J’approuvai avec empressement l’amendement d’André à ma première proposition, et nous convînmes de nous trouver au lieu désigné à trois heures du matin. Cependant une réflexion soudaine se présenta à mon futur compagnon de voyage.

— Et le revenant, le revenant, dit-il, s’il venait à nous poursuivre ! Je ne m’accommoderais pas de voir chose semblable deux fois dans les vingt-quatre heures.

— Bah, bah ! m’écriai-je en m’éloignant, ne craignez rien de l’autre monde. Il y a dans celui-ci des démons vivants qui savent se suffire à eux-mêmes, et qui n’ont pas besoin des autres, quand toute la bande de Lucifer reviendrait ici pour les soutenir et les aider. »

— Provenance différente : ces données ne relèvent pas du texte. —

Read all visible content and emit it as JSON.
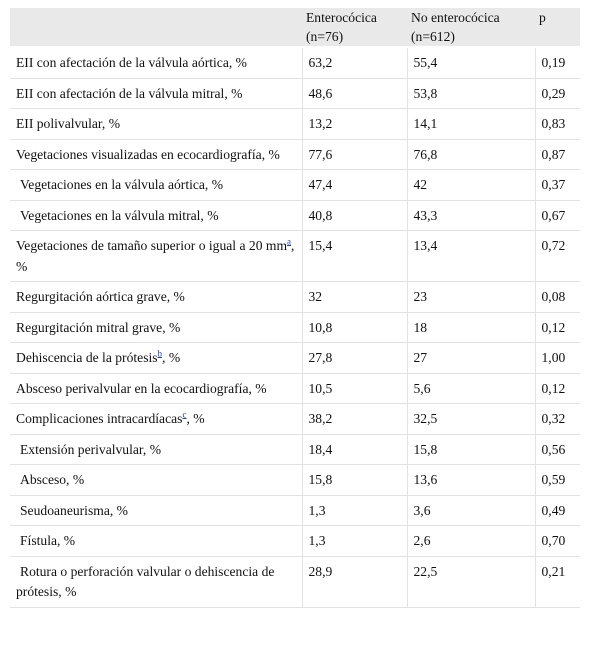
{
  "table": {
    "headers": {
      "col1": "",
      "col2_line1": "Enterocócica",
      "col2_line2": "(n=76)",
      "col3_line1": "No enterocócica",
      "col3_line2": "(n=612)",
      "col4": "p"
    },
    "rows": [
      {
        "label": "EII con afectación de la válvula aórtica, %",
        "enterococcal": "63,2",
        "non_enterococcal": "55,4",
        "p": "0,19"
      },
      {
        "label": "EII con afectación de la válvula mitral, %",
        "enterococcal": "48,6",
        "non_enterococcal": "53,8",
        "p": "0,29"
      },
      {
        "label": "EII polivalvular, %",
        "enterococcal": "13,2",
        "non_enterococcal": "14,1",
        "p": "0,83"
      },
      {
        "label": "Vegetaciones visualizadas en ecocardiografía, %",
        "enterococcal": "77,6",
        "non_enterococcal": "76,8",
        "p": "0,87"
      },
      {
        "label": "Vegetaciones en la válvula aórtica, %",
        "enterococcal": "47,4",
        "non_enterococcal": "42",
        "p": "0,37"
      },
      {
        "label": "Vegetaciones en la válvula mitral, %",
        "enterococcal": "40,8",
        "non_enterococcal": "43,3",
        "p": "0,67"
      },
      {
        "label": "Vegetaciones de tamaño superior o igual a 20 mm",
        "label_footnote": "a",
        "label_after": ", %",
        "enterococcal": "15,4",
        "non_enterococcal": "13,4",
        "p": "0,72"
      },
      {
        "label": "Regurgitación aórtica grave, %",
        "enterococcal": "32",
        "non_enterococcal": "23",
        "p": "0,08"
      },
      {
        "label": "Regurgitación mitral grave, %",
        "enterococcal": "10,8",
        "non_enterococcal": "18",
        "p": "0,12"
      },
      {
        "label": "Dehiscencia de la prótesis",
        "label_footnote": "b",
        "label_after": ", %",
        "enterococcal": "27,8",
        "non_enterococcal": "27",
        "p": "1,00"
      },
      {
        "label": "Absceso perivalvular en la ecocardiografía, %",
        "enterococcal": "10,5",
        "non_enterococcal": "5,6",
        "p": "0,12"
      },
      {
        "label": "Complicaciones intracardíacas",
        "label_footnote": "c",
        "label_after": ", %",
        "enterococcal": "38,2",
        "non_enterococcal": "32,5",
        "p": "0,32"
      },
      {
        "label": "Extensión perivalvular, %",
        "enterococcal": "18,4",
        "non_enterococcal": "15,8",
        "p": "0,56"
      },
      {
        "label": "Absceso, %",
        "enterococcal": "15,8",
        "non_enterococcal": "13,6",
        "p": "0,59"
      },
      {
        "label": "Seudoaneurisma, %",
        "enterococcal": "1,3",
        "non_enterococcal": "3,6",
        "p": "0,49"
      },
      {
        "label": "Fístula, %",
        "enterococcal": "1,3",
        "non_enterococcal": "2,6",
        "p": "0,70"
      },
      {
        "label": "Rotura o perforación valvular o dehiscencia de prótesis, %",
        "enterococcal": "28,9",
        "non_enterococcal": "22,5",
        "p": "0,21"
      }
    ]
  }
}
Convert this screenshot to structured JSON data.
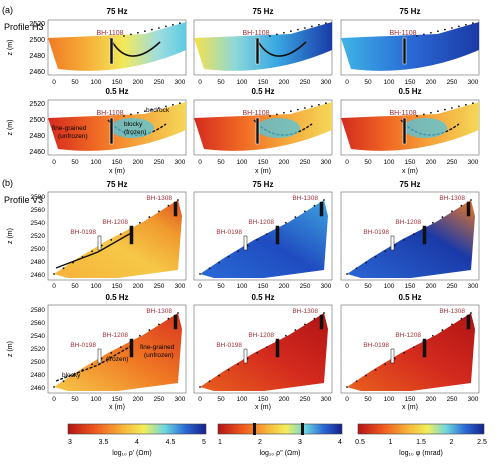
{
  "section_labels": [
    "(a)",
    "(b)"
  ],
  "profile_labels": [
    "Profile H3",
    "Profile V3"
  ],
  "panel_titles": {
    "h3_row1": [
      "75 Hz",
      "75 Hz",
      "75 Hz"
    ],
    "h3_row2": [
      "0.5 Hz",
      "0.5 Hz",
      "0.5 Hz"
    ],
    "v3_row1": [
      "75 Hz",
      "75 Hz",
      "75 Hz"
    ],
    "v3_row2": [
      "0.5 Hz",
      "0.5 Hz",
      "0.5 Hz"
    ]
  },
  "axis_labels": {
    "z": "z (m)",
    "x": "x (m)"
  },
  "ticks": {
    "h3_z": [
      "2520",
      "2500",
      "2480",
      "2460"
    ],
    "v3_z": [
      "2580",
      "2560",
      "2540",
      "2520",
      "2500",
      "2480",
      "2460"
    ],
    "x": [
      "0",
      "50",
      "100",
      "150",
      "200",
      "250",
      "300"
    ]
  },
  "boreholes": {
    "h3": [
      "BH-1108"
    ],
    "v3": [
      "BH-1308",
      "BH-1208",
      "BH-0198"
    ]
  },
  "annotations": {
    "bedrock": "bedrock",
    "fine_unfrozen": "fine-grained",
    "fine_unfrozen_2": "(unfrozen)",
    "blocky_frozen": "blocky",
    "blocky_frozen_2": "(frozen)",
    "frozen": "(frozen)"
  },
  "colorbars": [
    {
      "ticks": [
        "3",
        "3.5",
        "4",
        "4.5",
        "5"
      ],
      "label": "log₁₀ ρ' (Ωm)"
    },
    {
      "ticks": [
        "1",
        "2",
        "3",
        "4"
      ],
      "label": "log₁₀ ρ'' (Ωm)"
    },
    {
      "ticks": [
        "0.5",
        "1",
        "1.5",
        "2",
        "2.5"
      ],
      "label": "log₁₀ φ (mrad)"
    }
  ],
  "colors": {
    "red": "#c81e1e",
    "orange": "#f08a24",
    "yellow": "#f6e64a",
    "cyan": "#4fd2e6",
    "blue": "#2a5fd0",
    "darkblue": "#19279a",
    "borehole_text": "#a0303a"
  }
}
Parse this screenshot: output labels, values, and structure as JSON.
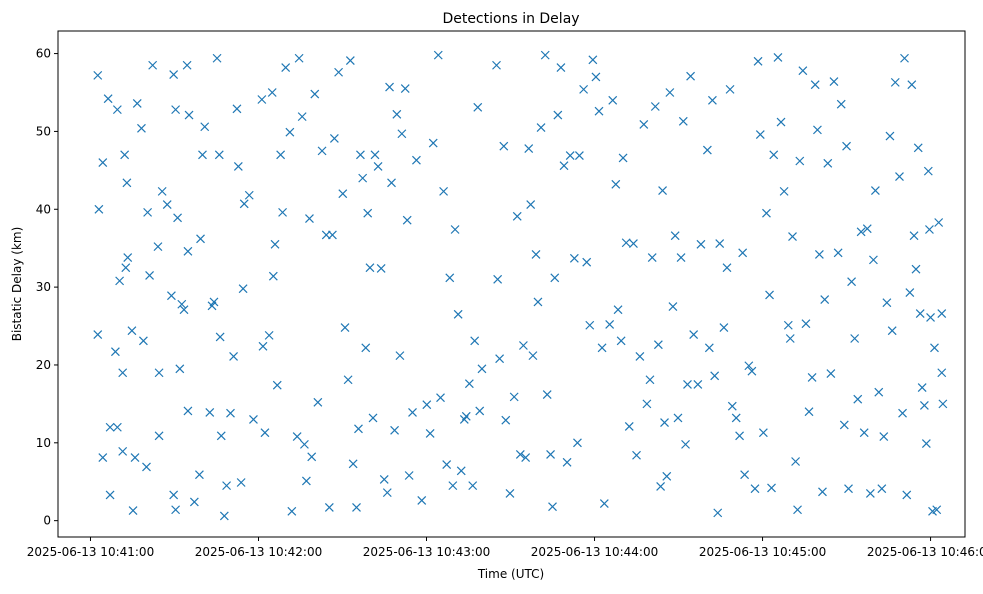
{
  "chart_data": {
    "type": "scatter",
    "title": "Detections in Delay",
    "xlabel": "Time (UTC)",
    "ylabel": "Bistatic Delay (km)",
    "x_base": "2025-06-13 10:41:00",
    "x_units": "seconds after 2025-06-13 10:41:00",
    "xlim": [
      -11.6,
      312.3
    ],
    "ylim": [
      -2.1,
      62.9
    ],
    "grid": false,
    "marker": "x",
    "color": "#1f77b4",
    "x_ticks": [
      0,
      60,
      120,
      180,
      240,
      300
    ],
    "x_tick_labels": [
      "2025-06-13 10:41:00",
      "2025-06-13 10:42:00",
      "2025-06-13 10:43:00",
      "2025-06-13 10:44:00",
      "2025-06-13 10:45:00",
      "2025-06-13 10:46:00"
    ],
    "y_ticks": [
      0,
      10,
      20,
      30,
      40,
      50,
      60
    ],
    "y_tick_labels": [
      "0",
      "10",
      "20",
      "30",
      "40",
      "50",
      "60"
    ],
    "points": [
      [
        2.6,
        57.2
      ],
      [
        3,
        40
      ],
      [
        2.6,
        23.9
      ],
      [
        4.4,
        46
      ],
      [
        6.3,
        54.2
      ],
      [
        7,
        12
      ],
      [
        8.9,
        21.7
      ],
      [
        9.6,
        52.8
      ],
      [
        4.4,
        8.1
      ],
      [
        7,
        3.3
      ],
      [
        12.2,
        47
      ],
      [
        13,
        43.4
      ],
      [
        12.6,
        32.5
      ],
      [
        13.3,
        33.8
      ],
      [
        15.2,
        1.3
      ],
      [
        15.9,
        8.1
      ],
      [
        14.8,
        24.4
      ],
      [
        11.5,
        19
      ],
      [
        10.4,
        30.8
      ],
      [
        11.5,
        8.9
      ],
      [
        9.6,
        12
      ],
      [
        16.7,
        53.6
      ],
      [
        18.2,
        50.4
      ],
      [
        18.9,
        23.1
      ],
      [
        20,
        6.9
      ],
      [
        20.4,
        39.6
      ],
      [
        21.1,
        31.5
      ],
      [
        22.2,
        58.5
      ],
      [
        24.1,
        35.2
      ],
      [
        24.5,
        10.9
      ],
      [
        24.5,
        19
      ],
      [
        25.6,
        42.3
      ],
      [
        27.4,
        40.6
      ],
      [
        28.9,
        28.9
      ],
      [
        29.7,
        57.3
      ],
      [
        30.4,
        52.8
      ],
      [
        31.1,
        38.9
      ],
      [
        31.9,
        19.5
      ],
      [
        32.6,
        27.8
      ],
      [
        33.4,
        27.1
      ],
      [
        34.5,
        58.5
      ],
      [
        34.8,
        34.6
      ],
      [
        34.8,
        14.1
      ],
      [
        35.2,
        52.1
      ],
      [
        30.4,
        1.4
      ],
      [
        29.7,
        3.3
      ],
      [
        37.1,
        2.4
      ],
      [
        38.9,
        5.9
      ],
      [
        39.3,
        36.2
      ],
      [
        40,
        47
      ],
      [
        40.8,
        50.6
      ],
      [
        42.6,
        13.9
      ],
      [
        43.4,
        27.6
      ],
      [
        44.1,
        28.1
      ],
      [
        45.2,
        59.4
      ],
      [
        46,
        47
      ],
      [
        46.3,
        23.6
      ],
      [
        46.7,
        10.9
      ],
      [
        47.8,
        0.6
      ],
      [
        48.6,
        4.5
      ],
      [
        50,
        13.8
      ],
      [
        51.1,
        21.1
      ],
      [
        52.3,
        52.9
      ],
      [
        52.8,
        45.5
      ],
      [
        53.8,
        4.9
      ],
      [
        54.5,
        29.8
      ],
      [
        54.9,
        40.7
      ],
      [
        56.7,
        41.8
      ],
      [
        58.2,
        13
      ],
      [
        61.2,
        54.1
      ],
      [
        61.6,
        22.4
      ],
      [
        62.3,
        11.3
      ],
      [
        63.8,
        23.8
      ],
      [
        64.9,
        55
      ],
      [
        65.3,
        31.4
      ],
      [
        65.9,
        35.5
      ],
      [
        66.7,
        17.4
      ],
      [
        67.9,
        47
      ],
      [
        68.6,
        39.6
      ],
      [
        69.7,
        58.2
      ],
      [
        71.2,
        49.9
      ],
      [
        71.9,
        1.2
      ],
      [
        73.8,
        10.8
      ],
      [
        74.5,
        59.4
      ],
      [
        75.6,
        51.9
      ],
      [
        76.4,
        9.8
      ],
      [
        77.1,
        5.1
      ],
      [
        78.2,
        38.8
      ],
      [
        79,
        8.2
      ],
      [
        80.1,
        54.8
      ],
      [
        81.2,
        15.2
      ],
      [
        82.7,
        47.5
      ],
      [
        84.2,
        36.7
      ],
      [
        85.3,
        1.7
      ],
      [
        86.4,
        36.7
      ],
      [
        87.1,
        49.1
      ],
      [
        88.6,
        57.6
      ],
      [
        90.1,
        42
      ],
      [
        90.9,
        24.8
      ],
      [
        92,
        18.1
      ],
      [
        92.8,
        59.1
      ],
      [
        93.8,
        7.3
      ],
      [
        95,
        1.7
      ],
      [
        95.7,
        11.8
      ],
      [
        96.4,
        47
      ],
      [
        97.2,
        44
      ],
      [
        98.3,
        22.2
      ],
      [
        99,
        39.5
      ],
      [
        99.8,
        32.5
      ],
      [
        100.9,
        13.2
      ],
      [
        101.6,
        47
      ],
      [
        102.7,
        45.5
      ],
      [
        103.8,
        32.4
      ],
      [
        104.9,
        5.3
      ],
      [
        106,
        3.6
      ],
      [
        106.8,
        55.7
      ],
      [
        107.5,
        43.4
      ],
      [
        108.6,
        11.6
      ],
      [
        109.4,
        52.2
      ],
      [
        110.5,
        21.2
      ],
      [
        111.2,
        49.7
      ],
      [
        112.4,
        55.5
      ],
      [
        113.1,
        38.6
      ],
      [
        113.8,
        5.8
      ],
      [
        115,
        13.9
      ],
      [
        116.4,
        46.3
      ],
      [
        118.3,
        2.6
      ],
      [
        120.1,
        14.9
      ],
      [
        121.3,
        11.2
      ],
      [
        122.4,
        48.5
      ],
      [
        124.2,
        59.8
      ],
      [
        125,
        15.8
      ],
      [
        126.1,
        42.3
      ],
      [
        127.2,
        7.2
      ],
      [
        128.3,
        31.2
      ],
      [
        129.4,
        4.5
      ],
      [
        130.2,
        37.4
      ],
      [
        131.3,
        26.5
      ],
      [
        132.4,
        6.4
      ],
      [
        133.5,
        13
      ],
      [
        134.2,
        13.4
      ],
      [
        135.3,
        17.6
      ],
      [
        136.5,
        4.5
      ],
      [
        137.2,
        23.1
      ],
      [
        138.3,
        53.1
      ],
      [
        139,
        14.1
      ],
      [
        139.8,
        19.5
      ],
      [
        145,
        58.5
      ],
      [
        145.4,
        31
      ],
      [
        146.1,
        20.8
      ],
      [
        147.6,
        48.1
      ],
      [
        148.3,
        12.9
      ],
      [
        149.8,
        3.5
      ],
      [
        151.3,
        15.9
      ],
      [
        152.4,
        39.1
      ],
      [
        153.5,
        8.5
      ],
      [
        154.6,
        22.5
      ],
      [
        155.4,
        8.1
      ],
      [
        156.5,
        47.8
      ],
      [
        157.2,
        40.6
      ],
      [
        158,
        21.2
      ],
      [
        159.1,
        34.2
      ],
      [
        159.8,
        28.1
      ],
      [
        160.9,
        50.5
      ],
      [
        162.4,
        59.8
      ],
      [
        163.1,
        16.2
      ],
      [
        164.3,
        8.5
      ],
      [
        165,
        1.8
      ],
      [
        165.8,
        31.2
      ],
      [
        166.9,
        52.1
      ],
      [
        168,
        58.2
      ],
      [
        169.1,
        45.6
      ],
      [
        170.2,
        7.5
      ],
      [
        171.3,
        46.9
      ],
      [
        172.8,
        33.7
      ],
      [
        173.9,
        10
      ],
      [
        174.6,
        46.9
      ],
      [
        176.1,
        55.4
      ],
      [
        177.2,
        33.2
      ],
      [
        178.3,
        25.1
      ],
      [
        179.4,
        59.2
      ],
      [
        180.5,
        57
      ],
      [
        181.6,
        52.6
      ],
      [
        182.7,
        22.2
      ],
      [
        183.5,
        2.2
      ],
      [
        185.4,
        25.2
      ],
      [
        186.5,
        54
      ],
      [
        187.6,
        43.2
      ],
      [
        188.4,
        27.1
      ],
      [
        189.5,
        23.1
      ],
      [
        190.2,
        46.6
      ],
      [
        191.3,
        35.7
      ],
      [
        192.4,
        12.1
      ],
      [
        193.9,
        35.6
      ],
      [
        195,
        8.4
      ],
      [
        196.2,
        21.1
      ],
      [
        197.6,
        50.9
      ],
      [
        198.7,
        15
      ],
      [
        199.8,
        18.1
      ],
      [
        200.6,
        33.8
      ],
      [
        201.7,
        53.2
      ],
      [
        202.8,
        22.6
      ],
      [
        203.6,
        4.4
      ],
      [
        204.3,
        42.4
      ],
      [
        205,
        12.6
      ],
      [
        205.8,
        5.7
      ],
      [
        206.9,
        55
      ],
      [
        208,
        27.5
      ],
      [
        208.8,
        36.6
      ],
      [
        209.8,
        13.2
      ],
      [
        210.9,
        33.8
      ],
      [
        211.7,
        51.3
      ],
      [
        212.5,
        9.8
      ],
      [
        213.2,
        17.5
      ],
      [
        214.3,
        57.1
      ],
      [
        215.4,
        23.9
      ],
      [
        216.9,
        17.5
      ],
      [
        218,
        35.5
      ],
      [
        220.3,
        47.6
      ],
      [
        221,
        22.2
      ],
      [
        222.1,
        54
      ],
      [
        222.9,
        18.6
      ],
      [
        224,
        1
      ],
      [
        224.7,
        35.6
      ],
      [
        226.2,
        24.8
      ],
      [
        227.3,
        32.5
      ],
      [
        228.4,
        55.4
      ],
      [
        229.2,
        14.7
      ],
      [
        230.6,
        13.2
      ],
      [
        231.8,
        10.9
      ],
      [
        232.9,
        34.4
      ],
      [
        233.6,
        5.9
      ],
      [
        235.1,
        19.9
      ],
      [
        236.2,
        19.2
      ],
      [
        237.3,
        4.1
      ],
      [
        238.4,
        59
      ],
      [
        239.2,
        49.6
      ],
      [
        240.3,
        11.3
      ],
      [
        241.4,
        39.5
      ],
      [
        242.5,
        29
      ],
      [
        243.2,
        4.2
      ],
      [
        244,
        47
      ],
      [
        245.5,
        59.5
      ],
      [
        246.6,
        51.2
      ],
      [
        247.7,
        42.3
      ],
      [
        249.2,
        25.1
      ],
      [
        249.9,
        23.4
      ],
      [
        250.7,
        36.5
      ],
      [
        251.8,
        7.6
      ],
      [
        252.5,
        1.4
      ],
      [
        253.3,
        46.2
      ],
      [
        254.4,
        57.8
      ],
      [
        255.5,
        25.3
      ],
      [
        256.6,
        14
      ],
      [
        257.7,
        18.4
      ],
      [
        258.8,
        56
      ],
      [
        259.6,
        50.2
      ],
      [
        260.3,
        34.2
      ],
      [
        261.4,
        3.7
      ],
      [
        262.2,
        28.4
      ],
      [
        263.3,
        45.9
      ],
      [
        264.4,
        18.9
      ],
      [
        265.5,
        56.4
      ],
      [
        267,
        34.4
      ],
      [
        268.1,
        53.5
      ],
      [
        269.2,
        12.3
      ],
      [
        270,
        48.1
      ],
      [
        270.7,
        4.1
      ],
      [
        271.8,
        30.7
      ],
      [
        272.9,
        23.4
      ],
      [
        274,
        15.6
      ],
      [
        275.2,
        37.1
      ],
      [
        276.3,
        11.3
      ],
      [
        277.4,
        37.5
      ],
      [
        278.5,
        3.5
      ],
      [
        279.6,
        33.5
      ],
      [
        280.3,
        42.4
      ],
      [
        281.5,
        16.5
      ],
      [
        282.6,
        4.1
      ],
      [
        283.3,
        10.8
      ],
      [
        284.4,
        28
      ],
      [
        285.5,
        49.4
      ],
      [
        286.3,
        24.4
      ],
      [
        287.4,
        56.3
      ],
      [
        288.9,
        44.2
      ],
      [
        290,
        13.8
      ],
      [
        290.7,
        59.4
      ],
      [
        291.5,
        3.3
      ],
      [
        292.6,
        29.3
      ],
      [
        293.3,
        56
      ],
      [
        294.1,
        36.6
      ],
      [
        294.8,
        32.3
      ],
      [
        295.6,
        47.9
      ],
      [
        296.3,
        26.6
      ],
      [
        297,
        17.1
      ],
      [
        297.8,
        14.8
      ],
      [
        298.5,
        9.9
      ],
      [
        299.2,
        44.9
      ],
      [
        299.6,
        37.4
      ],
      [
        300,
        26.1
      ],
      [
        300.7,
        1.2
      ],
      [
        301.4,
        22.2
      ],
      [
        302.2,
        1.4
      ],
      [
        302.9,
        38.3
      ],
      [
        304,
        19
      ],
      [
        304,
        26.6
      ],
      [
        304.4,
        15
      ]
    ]
  }
}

En prononçant ces mots, qui m’étaient arrachés par la situation dans laquelle je me trouvais, je quittai l’habitation d’André et retournai au château.

Je fis le peu de préparatifs qui étaient nécessaires à mon voyage ; j’examinai et chargeai mes pistolets, puis me jetai sur mon lit pour donner quelques heures au sommeil et me préparer à supporter la fatigue et les inquiétudes du voyage que j’allais entreprendre. La nature, épuisée par les agitations tumultueuses de la journée, me fut plus propice que je ne l’espérais, et je jouis d’un sommeil profond et paisible, dont je sortis pourtant en sursaut au moment où la vieille horloge de la tourelle voisine de ma chambre sonnait deux heures. Je me levai sur-le-champ, me procurai de la lumière au moyen de mon briquet, et me mis à écrire la lettre que je destinais à mon oncle ; ceci fait, je mis dans ma valise les effets dont j’avais besoin, laissant derrière moi tout ce qui me parut trop embarrassant à emporter, et, descendant légèrement l’escalier, je gagnai l’écurie sans rencontrer d’obstacle. Sans être tout à fait aussi habile palefrenier qu’aucun de mes cousins, j’en avais assez appris à Osbaldistone-Hall pour savoir brider et seller un cheval ; de sorte qu’au bout de quelques minutes j’étais monté sur le mien, et prêt à commencer mon voyage.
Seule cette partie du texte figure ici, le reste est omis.